Alors que certaines personnes ne veulent laisser de latitude qu'à une fraction d'agriculteurs, notre gouvernement offrira le libre choix à tous les agriculteurs de l'Ouest canadien. Dans un système de marché libre, chaque agriculteur pourra décider comment commercialiser ses céréales, que ce soit individuellement ou par l'entremise d'une entité de mise en commun à participation volontaire comme la nouvelle Commission canadienne du blé revitalisée.

Je tiens à répéter que chaque agriculteur aura en fin de compte le droit de choisir le mode de commercialisation de ses céréales.

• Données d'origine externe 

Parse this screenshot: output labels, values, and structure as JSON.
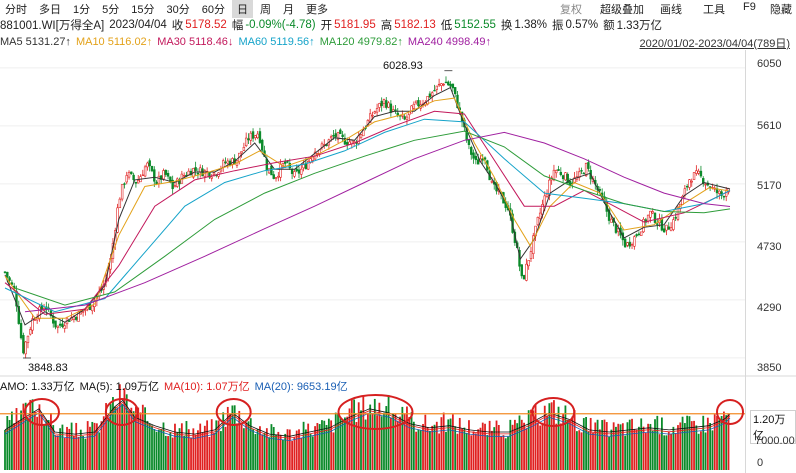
{
  "toolbar": {
    "periods": [
      "分时",
      "多日",
      "1分",
      "5分",
      "15分",
      "30分",
      "60分",
      "日",
      "周",
      "月",
      "更多"
    ],
    "active_index": 7,
    "right_items": [
      "复权",
      "超级叠加",
      "画线",
      "工具",
      "F9",
      "隐藏"
    ]
  },
  "quote": {
    "code": "881001.WI[万得全A]",
    "date": "2023/04/04",
    "close_label": "收",
    "close": "5178.52",
    "change_label": "幅",
    "change": "-0.09%(-4.78)",
    "open_label": "开",
    "open": "5181.95",
    "high_label": "高",
    "high": "5182.13",
    "low_label": "低",
    "low": "5152.55",
    "turnover_label": "换",
    "turnover": "1.38%",
    "amplitude_label": "振",
    "amplitude": "0.57%",
    "amount_label": "额",
    "amount": "1.33万亿"
  },
  "ma": {
    "ma5": "MA5 5131.27↑",
    "ma10": "MA10 5116.02↑",
    "ma30": "MA30 5118.46↓",
    "ma60": "MA60 5119.56↑",
    "ma120": "MA120 4979.82↑",
    "ma240": "MA240 4998.49↑"
  },
  "range": "2020/01/02-2023/04/04(789日)",
  "volume_panel": {
    "amo": "AMO: 1.33万亿",
    "ma5": "MA(5): 1.09万亿",
    "ma10": "MA(10): 1.07万亿",
    "ma20": "MA(20): 9653.19亿",
    "tag": "1.20万亿",
    "axis_mid": "7000.00",
    "axis_low": "0"
  },
  "price_axis": [
    "6050",
    "5610",
    "5170",
    "4730",
    "4290",
    "3850"
  ],
  "annotations": {
    "high": "6028.93",
    "low": "3848.83"
  },
  "colors": {
    "up": "#e02020",
    "down": "#0b8a2a",
    "ma5": "#333333",
    "ma10": "#e3a21a",
    "ma30": "#c2185b",
    "ma60": "#15a3c9",
    "ma120": "#2e9c3a",
    "ma240": "#a020a0",
    "hline": "#f28c28",
    "circle": "#d62020"
  },
  "chart_data": {
    "type": "candlestick",
    "price_axis_ticks": [
      6050,
      5610,
      5170,
      4730,
      4290,
      3850
    ],
    "ylim": [
      3720,
      6170
    ],
    "close_points": [
      [
        0,
        4500
      ],
      [
        10,
        4350
      ],
      [
        18,
        3900
      ],
      [
        28,
        4150
      ],
      [
        40,
        4250
      ],
      [
        52,
        4080
      ],
      [
        62,
        4140
      ],
      [
        74,
        4180
      ],
      [
        86,
        4250
      ],
      [
        98,
        4380
      ],
      [
        106,
        4600
      ],
      [
        114,
        5050
      ],
      [
        122,
        5250
      ],
      [
        132,
        5180
      ],
      [
        142,
        5320
      ],
      [
        152,
        5180
      ],
      [
        160,
        5250
      ],
      [
        168,
        5140
      ],
      [
        178,
        5230
      ],
      [
        188,
        5280
      ],
      [
        200,
        5260
      ],
      [
        210,
        5250
      ],
      [
        220,
        5330
      ],
      [
        232,
        5350
      ],
      [
        244,
        5520
      ],
      [
        254,
        5560
      ],
      [
        262,
        5300
      ],
      [
        270,
        5220
      ],
      [
        280,
        5330
      ],
      [
        290,
        5230
      ],
      [
        300,
        5300
      ],
      [
        310,
        5420
      ],
      [
        320,
        5460
      ],
      [
        330,
        5540
      ],
      [
        340,
        5500
      ],
      [
        350,
        5480
      ],
      [
        360,
        5600
      ],
      [
        370,
        5720
      ],
      [
        380,
        5800
      ],
      [
        390,
        5700
      ],
      [
        400,
        5650
      ],
      [
        410,
        5760
      ],
      [
        420,
        5800
      ],
      [
        430,
        5880
      ],
      [
        440,
        5950
      ],
      [
        448,
        5900
      ],
      [
        456,
        5700
      ],
      [
        464,
        5450
      ],
      [
        472,
        5320
      ],
      [
        480,
        5400
      ],
      [
        488,
        5150
      ],
      [
        496,
        5080
      ],
      [
        504,
        4980
      ],
      [
        512,
        4700
      ],
      [
        518,
        4420
      ],
      [
        526,
        4650
      ],
      [
        534,
        4900
      ],
      [
        542,
        5100
      ],
      [
        550,
        5280
      ],
      [
        558,
        5250
      ],
      [
        566,
        5180
      ],
      [
        574,
        5220
      ],
      [
        582,
        5300
      ],
      [
        590,
        5180
      ],
      [
        598,
        5050
      ],
      [
        606,
        4900
      ],
      [
        614,
        4800
      ],
      [
        622,
        4700
      ],
      [
        630,
        4760
      ],
      [
        638,
        4850
      ],
      [
        646,
        4950
      ],
      [
        654,
        4880
      ],
      [
        662,
        4820
      ],
      [
        670,
        4900
      ],
      [
        678,
        5050
      ],
      [
        686,
        5220
      ],
      [
        694,
        5240
      ],
      [
        702,
        5180
      ],
      [
        710,
        5120
      ],
      [
        718,
        5080
      ],
      [
        726,
        5178
      ]
    ],
    "series": [
      {
        "name": "MA5",
        "values": [
          [
            0,
            4480
          ],
          [
            20,
            4100
          ],
          [
            40,
            4200
          ],
          [
            60,
            4120
          ],
          [
            80,
            4220
          ],
          [
            100,
            4400
          ],
          [
            114,
            4900
          ],
          [
            130,
            5200
          ],
          [
            150,
            5220
          ],
          [
            170,
            5180
          ],
          [
            190,
            5260
          ],
          [
            210,
            5260
          ],
          [
            230,
            5340
          ],
          [
            250,
            5480
          ],
          [
            270,
            5280
          ],
          [
            290,
            5280
          ],
          [
            310,
            5400
          ],
          [
            330,
            5520
          ],
          [
            350,
            5500
          ],
          [
            370,
            5680
          ],
          [
            390,
            5720
          ],
          [
            410,
            5720
          ],
          [
            430,
            5840
          ],
          [
            446,
            5900
          ],
          [
            460,
            5620
          ],
          [
            476,
            5340
          ],
          [
            490,
            5180
          ],
          [
            504,
            5000
          ],
          [
            516,
            4600
          ],
          [
            530,
            4750
          ],
          [
            546,
            5100
          ],
          [
            566,
            5200
          ],
          [
            586,
            5250
          ],
          [
            602,
            5000
          ],
          [
            620,
            4760
          ],
          [
            640,
            4840
          ],
          [
            660,
            4860
          ],
          [
            680,
            5080
          ],
          [
            700,
            5180
          ],
          [
            726,
            5131
          ]
        ]
      },
      {
        "name": "MA10",
        "values": [
          [
            0,
            4470
          ],
          [
            30,
            4150
          ],
          [
            60,
            4150
          ],
          [
            90,
            4260
          ],
          [
            114,
            4780
          ],
          [
            140,
            5150
          ],
          [
            170,
            5190
          ],
          [
            200,
            5250
          ],
          [
            230,
            5320
          ],
          [
            255,
            5420
          ],
          [
            280,
            5300
          ],
          [
            310,
            5380
          ],
          [
            340,
            5500
          ],
          [
            370,
            5640
          ],
          [
            400,
            5700
          ],
          [
            430,
            5800
          ],
          [
            450,
            5820
          ],
          [
            470,
            5480
          ],
          [
            490,
            5220
          ],
          [
            510,
            4900
          ],
          [
            526,
            4700
          ],
          [
            546,
            5000
          ],
          [
            570,
            5180
          ],
          [
            596,
            5100
          ],
          [
            620,
            4820
          ],
          [
            650,
            4860
          ],
          [
            680,
            5020
          ],
          [
            705,
            5140
          ],
          [
            726,
            5116
          ]
        ]
      },
      {
        "name": "MA30",
        "values": [
          [
            0,
            4420
          ],
          [
            40,
            4180
          ],
          [
            80,
            4220
          ],
          [
            114,
            4550
          ],
          [
            150,
            5000
          ],
          [
            190,
            5200
          ],
          [
            230,
            5270
          ],
          [
            270,
            5330
          ],
          [
            310,
            5380
          ],
          [
            350,
            5480
          ],
          [
            390,
            5610
          ],
          [
            430,
            5720
          ],
          [
            460,
            5700
          ],
          [
            490,
            5350
          ],
          [
            520,
            5000
          ],
          [
            550,
            5000
          ],
          [
            580,
            5120
          ],
          [
            610,
            5000
          ],
          [
            640,
            4880
          ],
          [
            680,
            4950
          ],
          [
            726,
            5118
          ]
        ]
      },
      {
        "name": "MA60",
        "values": [
          [
            0,
            4380
          ],
          [
            50,
            4200
          ],
          [
            100,
            4300
          ],
          [
            140,
            4650
          ],
          [
            180,
            5000
          ],
          [
            220,
            5180
          ],
          [
            260,
            5270
          ],
          [
            300,
            5320
          ],
          [
            340,
            5420
          ],
          [
            380,
            5560
          ],
          [
            420,
            5660
          ],
          [
            460,
            5640
          ],
          [
            500,
            5360
          ],
          [
            540,
            5100
          ],
          [
            580,
            5060
          ],
          [
            620,
            5020
          ],
          [
            660,
            4960
          ],
          [
            700,
            5020
          ],
          [
            726,
            5120
          ]
        ]
      },
      {
        "name": "MA120",
        "values": [
          [
            10,
            4380
          ],
          [
            60,
            4250
          ],
          [
            110,
            4350
          ],
          [
            160,
            4620
          ],
          [
            210,
            4900
          ],
          [
            260,
            5100
          ],
          [
            310,
            5250
          ],
          [
            360,
            5380
          ],
          [
            410,
            5500
          ],
          [
            460,
            5570
          ],
          [
            500,
            5450
          ],
          [
            540,
            5230
          ],
          [
            580,
            5120
          ],
          [
            620,
            5020
          ],
          [
            660,
            4960
          ],
          [
            700,
            4950
          ],
          [
            726,
            4980
          ]
        ]
      },
      {
        "name": "MA240",
        "values": [
          [
            20,
            4200
          ],
          [
            80,
            4250
          ],
          [
            140,
            4420
          ],
          [
            200,
            4620
          ],
          [
            260,
            4830
          ],
          [
            310,
            5000
          ],
          [
            360,
            5180
          ],
          [
            410,
            5360
          ],
          [
            460,
            5500
          ],
          [
            500,
            5560
          ],
          [
            540,
            5480
          ],
          [
            580,
            5360
          ],
          [
            620,
            5220
          ],
          [
            660,
            5100
          ],
          [
            700,
            5020
          ],
          [
            726,
            4998
          ]
        ]
      }
    ],
    "volume_ylim": [
      0,
      16000
    ],
    "volume_samples": [
      [
        0,
        9500
      ],
      [
        20,
        12500
      ],
      [
        34,
        14500
      ],
      [
        50,
        9000
      ],
      [
        70,
        8500
      ],
      [
        90,
        9000
      ],
      [
        110,
        15000
      ],
      [
        118,
        16500
      ],
      [
        130,
        12500
      ],
      [
        150,
        10500
      ],
      [
        170,
        9000
      ],
      [
        190,
        8500
      ],
      [
        210,
        9500
      ],
      [
        228,
        13500
      ],
      [
        245,
        10500
      ],
      [
        265,
        8500
      ],
      [
        285,
        8000
      ],
      [
        305,
        9000
      ],
      [
        325,
        10000
      ],
      [
        345,
        12500
      ],
      [
        365,
        14500
      ],
      [
        385,
        13500
      ],
      [
        405,
        11000
      ],
      [
        425,
        10000
      ],
      [
        445,
        10500
      ],
      [
        465,
        9500
      ],
      [
        485,
        9000
      ],
      [
        505,
        9000
      ],
      [
        525,
        11000
      ],
      [
        545,
        13500
      ],
      [
        565,
        12000
      ],
      [
        585,
        9500
      ],
      [
        605,
        9000
      ],
      [
        625,
        9500
      ],
      [
        645,
        10000
      ],
      [
        665,
        9500
      ],
      [
        685,
        10000
      ],
      [
        705,
        10500
      ],
      [
        720,
        12000
      ],
      [
        726,
        13300
      ]
    ],
    "highlight_circles_x": [
      37,
      117,
      229,
      371,
      549,
      726
    ]
  }
}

Les agriculteurs de l'Ouest canadien méritent d'avoir le droit de choisir le moment, l'acheteur et le prix qui les avantagent le plus. Nous accorderons aux agriculteurs de l'Ouest canadien les mêmes droits que ceux dont jouissent leurs homologues de l'Ontario. Les agriculteurs de l'Ouest canadien doivent pouvoir décider de vendre leurs céréales à l'acheteur de leur choix ou par l'entremise d'une CCB à participation volontaire.

Nous travaillerons de façon concertée avec la nouvelle CCB afin de faire en sorte qu'une nouvelle entité à participation volontaire soit une option viable pour les agriculteurs. Notre gouvernement est d'avis que l'action en justice intentée par les administrateurs de la CCB nuit non seulement aux agriculteurs en faveur du changement mais aussi à ceux qui veulent continuer de recourir aux services de commercialisation de la CCB. Notre gouvernement continuera de collaborer avec les éléments de la CCB qui ont à cœur l'avenir et les intérêts supérieurs des agriculteurs de l'Ouest canadien et de l'économie en général.

Le gouvernement Harper est déterminé à assurer la prospérité des agriculteurs et de notre économie, et c'est pourquoi il offrira le libre choix du mode de commercialisation. Je vous remercie de votre attention.